Veteran India pacer Jhulan Goswami feels that the memorable campaign by her side in the recent World Cup will lead to a new road for women's cricket in the country.
Jhulan and her team-mates today returned home to a warm reception here and they recalled their experiences of the ICC Women's Cricket World Cup in England, where they ended as runners-up, creating waves in the country.
India let slip of the title as they wilted under pressure to lose the final by nine runs but Jhulan said being runners- up was still a big thing for the women's game in the country.
"There is pressure when we play international cricket. This is a second time (we were in final after 2005). After 12 years, the matches were televised and all saw them. It is the best thing for women's cricket," Jhulan said.
"The way ICC conducted this World Cup and promoted women's cricket. A new road will be there for women's cricket and all will play an important role," said 34-year-old Jhulan.
Jhulan, the most experienced bowler for India, also praised seamers Mansi Joshi and Shikha Pandey, terming them as match winners.
"Mansi did not get chances in this tournament. She has the spark and swings the balls well. She must improve her fitness level and can carry the legacy. Both she and Shikha are good bowlers and hopefully we will get good fast bowlers," said Jhulan, the highest wicket-taker in the women's game.

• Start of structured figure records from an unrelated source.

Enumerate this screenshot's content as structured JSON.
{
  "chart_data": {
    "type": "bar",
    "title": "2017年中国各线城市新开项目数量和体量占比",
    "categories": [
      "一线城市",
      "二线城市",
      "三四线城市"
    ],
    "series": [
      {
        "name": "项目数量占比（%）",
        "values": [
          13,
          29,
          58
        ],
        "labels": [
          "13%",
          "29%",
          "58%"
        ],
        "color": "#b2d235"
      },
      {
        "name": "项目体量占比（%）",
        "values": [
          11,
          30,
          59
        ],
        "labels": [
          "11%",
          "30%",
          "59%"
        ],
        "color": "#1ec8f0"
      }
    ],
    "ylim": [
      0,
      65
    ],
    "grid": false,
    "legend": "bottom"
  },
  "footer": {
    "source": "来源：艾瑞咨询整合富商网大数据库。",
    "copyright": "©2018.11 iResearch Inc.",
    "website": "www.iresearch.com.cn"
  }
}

Mumbai girl Poona Raut, who made a valiant 86 in the summit clash against England, albeit for a losing cause, said she had prepared well for the tournament.
"There was pressure, we had made a lot of preparation. I was practising the last two years, how to open, how to play in the power play. In England, the wickets are different and ball swings, and then rains.
"We have to play in that conditions which were different from India. Our preparation was done accordingly. We went 10- 12 days in advance, and that helped us to acclimatise to the conditions," the opener told reporters.
Poonam, who made descent contributions in the entire tournament, said she was overwhelmed by the reception on their arrival.
"Yes, we felt good, the rousing reception was not expected. The way our team has played, we deserved it," she added.
Deepti Sharma, who bowls off-spin, said she executed her role to perfection.
"I knew that what was my role, so was doing accordingly. I needed to work on dot balls and I just did that. In batting, I had to work on partnerships and rotate strike and I did that," she said.
Batswoman Smriti Mandana, who hails from Sangli in Western Maharashtra, said playing the final at Lord's was a dream come true.
"As a kid, you always dream of playing at the Lord's and unfortunately in 2014 we missed playing at Lords as the match was washed out. I remember Mithali telling me that the 2017 World Cup final is at the same ground, and if we do well we will playing. That happened and it was a dream come true," said Smriti.
Big hitter Harmanpreet Kaur, whose sensational innings of 171 not out took against Australia took India to the final, attributed her success to Big Bash League of Australia.
"I like to bat aggressive, and I think all that helped in the Big Bash, In Big Bash, there were a lot of players. I learned from there, which helped me in South Africa and England. The way I and Smriti (Mandana) got chances, two-three more players should get chance (in Big Bash), which will be beneficial for the team," said Harmapreet.